Social network analysis has been applied extensively to the study of online learning (Jan et al., 2019). However, much of this research has not considered the quality of connections in social graph, such as, assessing the informativeness of the connections in a social learning network; although interaction patterns are quite variable and are not all equally conducive to learning (O’Riordan et al., 2020; Wise et al., 2017). Our study shows that content and connections can be reconciled, and these complex, multivariate interactions can be modeled and optimized using advanced numerical techniques. Integrating social learning analysis with content analysis in such a fashion provides quantitative tools for studying and augmenting social learning in technology-supported environments in the wild.

Implications

In the present study, we have argued for conducting educational technology research in the learning interface (Duchastel, 1996), that is, developing algorithms and technologies that augment human intellectual activity (Engelbart, 1962) through responsive and adaptive tools that support and extend our abilities. We have presented a novel approach to conducting educational technology research using optimization theory to maximize learning through online discussion forums. We believe that optimization research holds much promise for the field of educational technology and distance/online learning research. It aligns with the design experimentation ethos (Brown, 1992; Cobb et al., 2003) as it is also concerned with improving teaching and learning through iterative innovation. It is suited to constructivist-based research (Lemay & Doleck, 2020) with its sociocultural focus on tools as social artifacts and its central place in human social activity (Gee & Green, 1998). Optimization theory is being applied to improve tools and methods in data-intensive disciplines such as neuroscience, where it is helping to improve neural interfaces (Fathima & Kore, 2021). As we have shown, optimization theory can also help improve the learning interface. Online and distance learning have well-established research traditions and well-developed instructional theories such as communities of inquiry (Garrison & Akyol, 2012) and computer-supported collaborative learning (Koshmann, 2011). Interface tools like SLOAN can help improve knowledge sharing and discovery in online learning platforms.

The current study also has implications for discussions in other settings and contexts beyond MOOCs. Such an optimization algorithm can be applied to any information tool that incorporates knowledge-sharing mechanisms, such as Slack or Microsoft Teams in the workplace, to help support knowledge discovery and synergy.

Limitations

The present study is limited by its use of a convenience sample; however, we believe that this is mitigated by its range and its relative size, considering most studies consider few forums in their investigations. This study is also limited by its quasi-experimental nature. We did not conduct an experiment and cannot conclude any causal relationships; however, we believe this exploratory research shows SLOAN’s potential for interventionist study and particularly the potential benefits of SLOAN for social learning in online discussion forums in general and in MOOCs in particular. Given the unequal distribution of courses in our convenience sample, we did not make disciplinary comparisons. However, it is possible that disciplinary features led to systematic differences in discussion forum uses.
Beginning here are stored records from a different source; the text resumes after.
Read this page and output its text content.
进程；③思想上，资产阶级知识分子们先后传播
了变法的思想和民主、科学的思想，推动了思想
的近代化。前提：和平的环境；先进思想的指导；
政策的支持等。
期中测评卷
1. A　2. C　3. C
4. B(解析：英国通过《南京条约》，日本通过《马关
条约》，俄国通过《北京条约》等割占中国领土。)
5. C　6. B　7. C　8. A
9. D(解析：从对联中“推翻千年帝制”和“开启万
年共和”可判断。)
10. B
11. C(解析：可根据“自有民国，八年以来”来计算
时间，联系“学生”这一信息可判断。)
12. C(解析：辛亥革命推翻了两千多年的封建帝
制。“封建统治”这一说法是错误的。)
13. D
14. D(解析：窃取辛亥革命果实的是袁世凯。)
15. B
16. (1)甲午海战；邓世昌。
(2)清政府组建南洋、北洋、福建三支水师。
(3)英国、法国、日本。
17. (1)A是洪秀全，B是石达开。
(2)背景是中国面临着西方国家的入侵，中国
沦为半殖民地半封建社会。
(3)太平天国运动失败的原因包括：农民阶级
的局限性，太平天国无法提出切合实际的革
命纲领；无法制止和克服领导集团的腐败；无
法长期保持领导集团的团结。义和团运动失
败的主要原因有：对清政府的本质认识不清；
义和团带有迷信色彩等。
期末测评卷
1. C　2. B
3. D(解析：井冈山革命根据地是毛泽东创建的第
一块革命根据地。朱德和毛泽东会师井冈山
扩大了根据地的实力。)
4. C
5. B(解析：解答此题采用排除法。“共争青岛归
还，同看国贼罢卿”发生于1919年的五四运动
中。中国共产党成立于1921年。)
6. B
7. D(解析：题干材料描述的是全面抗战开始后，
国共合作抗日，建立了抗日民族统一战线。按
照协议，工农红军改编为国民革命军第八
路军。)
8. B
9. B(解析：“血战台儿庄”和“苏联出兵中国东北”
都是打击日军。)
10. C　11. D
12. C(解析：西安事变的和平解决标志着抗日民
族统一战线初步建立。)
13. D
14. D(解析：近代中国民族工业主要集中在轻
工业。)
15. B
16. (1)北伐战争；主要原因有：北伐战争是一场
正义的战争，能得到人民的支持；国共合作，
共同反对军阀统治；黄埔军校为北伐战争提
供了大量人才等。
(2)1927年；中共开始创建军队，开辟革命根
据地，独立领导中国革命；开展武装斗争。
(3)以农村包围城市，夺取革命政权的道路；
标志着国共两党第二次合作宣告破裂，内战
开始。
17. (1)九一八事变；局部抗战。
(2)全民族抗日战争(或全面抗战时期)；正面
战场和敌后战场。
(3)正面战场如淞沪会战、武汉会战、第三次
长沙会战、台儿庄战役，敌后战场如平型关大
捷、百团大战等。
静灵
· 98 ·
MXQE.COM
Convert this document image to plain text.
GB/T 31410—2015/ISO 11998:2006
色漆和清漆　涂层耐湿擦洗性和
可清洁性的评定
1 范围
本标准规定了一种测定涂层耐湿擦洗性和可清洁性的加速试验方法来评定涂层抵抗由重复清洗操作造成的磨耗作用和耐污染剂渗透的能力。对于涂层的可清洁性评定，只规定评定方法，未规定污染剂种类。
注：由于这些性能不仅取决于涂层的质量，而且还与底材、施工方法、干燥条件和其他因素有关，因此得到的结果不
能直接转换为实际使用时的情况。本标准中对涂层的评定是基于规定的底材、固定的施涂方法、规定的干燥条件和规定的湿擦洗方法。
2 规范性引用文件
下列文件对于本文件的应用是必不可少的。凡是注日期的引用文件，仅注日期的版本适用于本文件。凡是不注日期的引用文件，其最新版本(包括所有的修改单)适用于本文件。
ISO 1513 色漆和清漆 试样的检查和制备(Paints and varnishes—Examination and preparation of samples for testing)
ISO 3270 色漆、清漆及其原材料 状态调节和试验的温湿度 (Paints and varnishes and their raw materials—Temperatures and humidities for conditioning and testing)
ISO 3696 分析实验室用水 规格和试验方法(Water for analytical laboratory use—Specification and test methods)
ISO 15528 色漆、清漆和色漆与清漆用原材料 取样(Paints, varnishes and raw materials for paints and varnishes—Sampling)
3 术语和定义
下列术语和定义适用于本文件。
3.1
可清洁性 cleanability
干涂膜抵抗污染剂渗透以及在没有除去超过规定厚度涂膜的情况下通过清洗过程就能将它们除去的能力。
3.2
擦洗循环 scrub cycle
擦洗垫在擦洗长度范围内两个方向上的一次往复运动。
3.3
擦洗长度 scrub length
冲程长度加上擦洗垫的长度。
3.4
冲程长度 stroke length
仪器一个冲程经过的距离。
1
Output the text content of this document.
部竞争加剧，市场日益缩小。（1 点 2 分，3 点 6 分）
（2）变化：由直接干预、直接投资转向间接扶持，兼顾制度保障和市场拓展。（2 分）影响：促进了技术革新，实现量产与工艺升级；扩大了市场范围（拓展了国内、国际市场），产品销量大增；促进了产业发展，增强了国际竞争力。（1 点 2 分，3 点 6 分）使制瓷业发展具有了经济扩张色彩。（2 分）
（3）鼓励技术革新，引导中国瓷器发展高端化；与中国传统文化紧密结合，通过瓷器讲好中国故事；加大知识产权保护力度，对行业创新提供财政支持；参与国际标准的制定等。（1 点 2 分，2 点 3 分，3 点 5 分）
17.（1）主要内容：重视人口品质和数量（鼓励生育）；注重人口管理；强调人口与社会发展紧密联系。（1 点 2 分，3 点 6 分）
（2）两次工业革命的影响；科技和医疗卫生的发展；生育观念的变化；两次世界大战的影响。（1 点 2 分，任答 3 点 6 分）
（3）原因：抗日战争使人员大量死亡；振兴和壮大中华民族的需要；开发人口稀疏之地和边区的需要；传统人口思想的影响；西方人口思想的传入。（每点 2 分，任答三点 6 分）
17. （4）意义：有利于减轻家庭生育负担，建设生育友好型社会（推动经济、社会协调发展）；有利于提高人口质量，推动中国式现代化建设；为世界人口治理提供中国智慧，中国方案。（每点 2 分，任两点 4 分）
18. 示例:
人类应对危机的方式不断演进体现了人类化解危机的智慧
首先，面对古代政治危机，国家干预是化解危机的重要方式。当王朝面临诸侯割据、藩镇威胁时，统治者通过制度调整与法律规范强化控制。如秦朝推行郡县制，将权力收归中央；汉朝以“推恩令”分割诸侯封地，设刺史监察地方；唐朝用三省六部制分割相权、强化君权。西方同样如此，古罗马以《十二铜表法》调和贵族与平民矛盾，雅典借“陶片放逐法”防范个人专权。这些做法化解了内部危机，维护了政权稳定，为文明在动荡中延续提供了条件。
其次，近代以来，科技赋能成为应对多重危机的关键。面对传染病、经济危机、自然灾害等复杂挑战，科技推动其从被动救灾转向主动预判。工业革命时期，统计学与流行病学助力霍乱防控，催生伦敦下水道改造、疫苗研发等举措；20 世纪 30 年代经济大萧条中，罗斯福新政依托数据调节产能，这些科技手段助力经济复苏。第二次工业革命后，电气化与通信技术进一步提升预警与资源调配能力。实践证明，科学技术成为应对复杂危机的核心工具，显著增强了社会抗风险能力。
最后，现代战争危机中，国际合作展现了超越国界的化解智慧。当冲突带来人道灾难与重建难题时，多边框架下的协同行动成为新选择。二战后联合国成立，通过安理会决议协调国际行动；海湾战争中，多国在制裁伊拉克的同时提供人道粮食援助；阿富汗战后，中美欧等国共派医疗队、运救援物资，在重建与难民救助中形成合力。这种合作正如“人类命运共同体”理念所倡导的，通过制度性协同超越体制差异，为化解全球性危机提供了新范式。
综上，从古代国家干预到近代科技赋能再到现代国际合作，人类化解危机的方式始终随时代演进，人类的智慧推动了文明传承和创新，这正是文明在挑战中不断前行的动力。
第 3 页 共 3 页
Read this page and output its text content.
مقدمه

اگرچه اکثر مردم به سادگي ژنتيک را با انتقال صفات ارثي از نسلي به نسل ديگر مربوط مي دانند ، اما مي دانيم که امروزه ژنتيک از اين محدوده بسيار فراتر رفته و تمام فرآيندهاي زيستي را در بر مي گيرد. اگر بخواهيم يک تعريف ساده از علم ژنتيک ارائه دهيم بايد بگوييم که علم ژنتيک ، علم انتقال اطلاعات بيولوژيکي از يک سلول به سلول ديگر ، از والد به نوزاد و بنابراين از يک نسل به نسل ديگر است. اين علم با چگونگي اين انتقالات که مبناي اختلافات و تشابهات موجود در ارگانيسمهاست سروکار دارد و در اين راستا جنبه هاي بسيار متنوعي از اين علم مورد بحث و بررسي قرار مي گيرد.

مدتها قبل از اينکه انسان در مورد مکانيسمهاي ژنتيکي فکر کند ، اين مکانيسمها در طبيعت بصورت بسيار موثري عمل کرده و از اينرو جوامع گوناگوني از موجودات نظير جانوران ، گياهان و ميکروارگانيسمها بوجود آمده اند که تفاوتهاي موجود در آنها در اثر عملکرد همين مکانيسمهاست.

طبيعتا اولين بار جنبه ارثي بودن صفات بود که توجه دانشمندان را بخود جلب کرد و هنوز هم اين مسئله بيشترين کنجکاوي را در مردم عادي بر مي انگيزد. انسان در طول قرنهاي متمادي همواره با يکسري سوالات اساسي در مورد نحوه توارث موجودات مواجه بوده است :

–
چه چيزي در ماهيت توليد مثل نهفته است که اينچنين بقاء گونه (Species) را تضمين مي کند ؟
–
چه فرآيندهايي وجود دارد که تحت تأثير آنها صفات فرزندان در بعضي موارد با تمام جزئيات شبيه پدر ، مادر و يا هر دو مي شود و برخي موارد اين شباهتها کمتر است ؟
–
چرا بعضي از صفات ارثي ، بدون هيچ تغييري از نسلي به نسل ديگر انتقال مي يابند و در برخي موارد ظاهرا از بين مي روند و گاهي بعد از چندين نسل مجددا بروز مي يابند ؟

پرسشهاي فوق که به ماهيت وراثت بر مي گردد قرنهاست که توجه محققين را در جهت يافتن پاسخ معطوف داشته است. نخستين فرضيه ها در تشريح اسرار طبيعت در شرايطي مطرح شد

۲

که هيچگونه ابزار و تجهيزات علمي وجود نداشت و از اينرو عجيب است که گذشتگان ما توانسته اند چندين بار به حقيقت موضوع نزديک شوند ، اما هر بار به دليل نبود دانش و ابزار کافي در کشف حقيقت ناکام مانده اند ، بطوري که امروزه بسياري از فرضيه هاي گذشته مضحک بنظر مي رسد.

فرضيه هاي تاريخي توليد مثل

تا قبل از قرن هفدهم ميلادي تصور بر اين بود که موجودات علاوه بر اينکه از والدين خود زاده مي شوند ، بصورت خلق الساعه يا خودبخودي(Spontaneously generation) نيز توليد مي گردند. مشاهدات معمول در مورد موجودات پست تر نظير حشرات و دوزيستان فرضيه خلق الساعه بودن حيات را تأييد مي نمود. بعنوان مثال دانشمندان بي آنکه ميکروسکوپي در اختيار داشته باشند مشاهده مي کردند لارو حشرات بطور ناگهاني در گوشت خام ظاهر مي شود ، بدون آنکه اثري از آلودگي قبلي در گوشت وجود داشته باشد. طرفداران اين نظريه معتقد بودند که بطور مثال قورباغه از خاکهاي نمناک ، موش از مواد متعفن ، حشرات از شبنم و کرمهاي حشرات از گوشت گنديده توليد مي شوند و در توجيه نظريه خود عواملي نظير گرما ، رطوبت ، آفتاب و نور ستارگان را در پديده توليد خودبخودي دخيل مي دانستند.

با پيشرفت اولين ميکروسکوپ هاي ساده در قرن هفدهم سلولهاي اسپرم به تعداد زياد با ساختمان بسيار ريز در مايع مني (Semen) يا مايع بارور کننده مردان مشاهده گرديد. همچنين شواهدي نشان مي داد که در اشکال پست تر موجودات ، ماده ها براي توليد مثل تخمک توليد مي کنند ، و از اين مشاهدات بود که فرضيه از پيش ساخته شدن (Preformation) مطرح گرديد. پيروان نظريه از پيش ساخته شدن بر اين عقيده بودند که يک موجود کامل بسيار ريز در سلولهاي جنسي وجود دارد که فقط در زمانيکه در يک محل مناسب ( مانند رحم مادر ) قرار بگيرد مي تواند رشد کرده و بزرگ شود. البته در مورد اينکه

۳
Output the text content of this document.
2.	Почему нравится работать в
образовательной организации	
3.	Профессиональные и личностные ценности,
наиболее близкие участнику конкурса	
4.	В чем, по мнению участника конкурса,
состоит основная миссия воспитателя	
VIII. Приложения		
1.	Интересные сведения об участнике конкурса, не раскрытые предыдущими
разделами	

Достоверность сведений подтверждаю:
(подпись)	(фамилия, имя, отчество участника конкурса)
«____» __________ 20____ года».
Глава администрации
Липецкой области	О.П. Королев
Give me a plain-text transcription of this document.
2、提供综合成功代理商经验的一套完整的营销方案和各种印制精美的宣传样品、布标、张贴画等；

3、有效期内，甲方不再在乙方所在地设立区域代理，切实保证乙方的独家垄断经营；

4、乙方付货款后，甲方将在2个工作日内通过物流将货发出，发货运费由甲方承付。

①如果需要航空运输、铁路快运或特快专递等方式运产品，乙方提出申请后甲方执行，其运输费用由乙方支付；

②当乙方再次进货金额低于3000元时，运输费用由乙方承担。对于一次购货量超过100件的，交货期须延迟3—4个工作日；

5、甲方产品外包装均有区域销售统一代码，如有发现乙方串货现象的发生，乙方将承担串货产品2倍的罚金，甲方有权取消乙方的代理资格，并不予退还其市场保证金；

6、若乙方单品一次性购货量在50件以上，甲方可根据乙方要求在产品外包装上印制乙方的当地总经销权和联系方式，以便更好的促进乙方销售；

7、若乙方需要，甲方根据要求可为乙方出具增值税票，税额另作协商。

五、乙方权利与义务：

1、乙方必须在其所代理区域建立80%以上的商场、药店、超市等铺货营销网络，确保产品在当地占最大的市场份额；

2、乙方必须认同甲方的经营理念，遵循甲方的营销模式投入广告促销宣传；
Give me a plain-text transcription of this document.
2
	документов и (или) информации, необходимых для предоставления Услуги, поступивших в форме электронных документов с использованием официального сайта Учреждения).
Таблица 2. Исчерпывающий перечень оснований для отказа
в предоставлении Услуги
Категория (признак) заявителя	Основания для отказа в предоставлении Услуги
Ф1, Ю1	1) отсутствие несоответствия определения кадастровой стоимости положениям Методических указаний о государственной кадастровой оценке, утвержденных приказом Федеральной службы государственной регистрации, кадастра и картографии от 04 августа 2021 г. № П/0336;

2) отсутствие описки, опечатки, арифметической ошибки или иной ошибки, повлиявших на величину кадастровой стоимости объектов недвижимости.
Conclusions and Future Directions

Online social learning is quickly becoming an indispensable part of learning at every stage and in every environment, from schools to workplaces and into our daily life. The Internet is a great repository of knowledge, but it is primarily a tool for leveraging our collective wisdom. This has been facilitated by specialized knowledge-sharing forums for particular user communities, such as StackExchange and StackOverflow, and by more general knowledge-sharing platforms, such as Quora for questions and answers and Reddit for interest groups. However, the creation of filter bubbles (Turkle, 2010) has shown the dangers of ill-moderated online discussion. We believe that the best way to counter misinformation and intolerance is through discussion for knowledge and perspective sharing. Tools that can optimize social learning online can have multiplicative effects: as people learn to harness the power of online social learning networks, their agency is increased and potentials are extended (Bandura, 2001). Given the polarized landscape and the poor level of much online discourse, fostering better online discourse appears to be a moral imperative.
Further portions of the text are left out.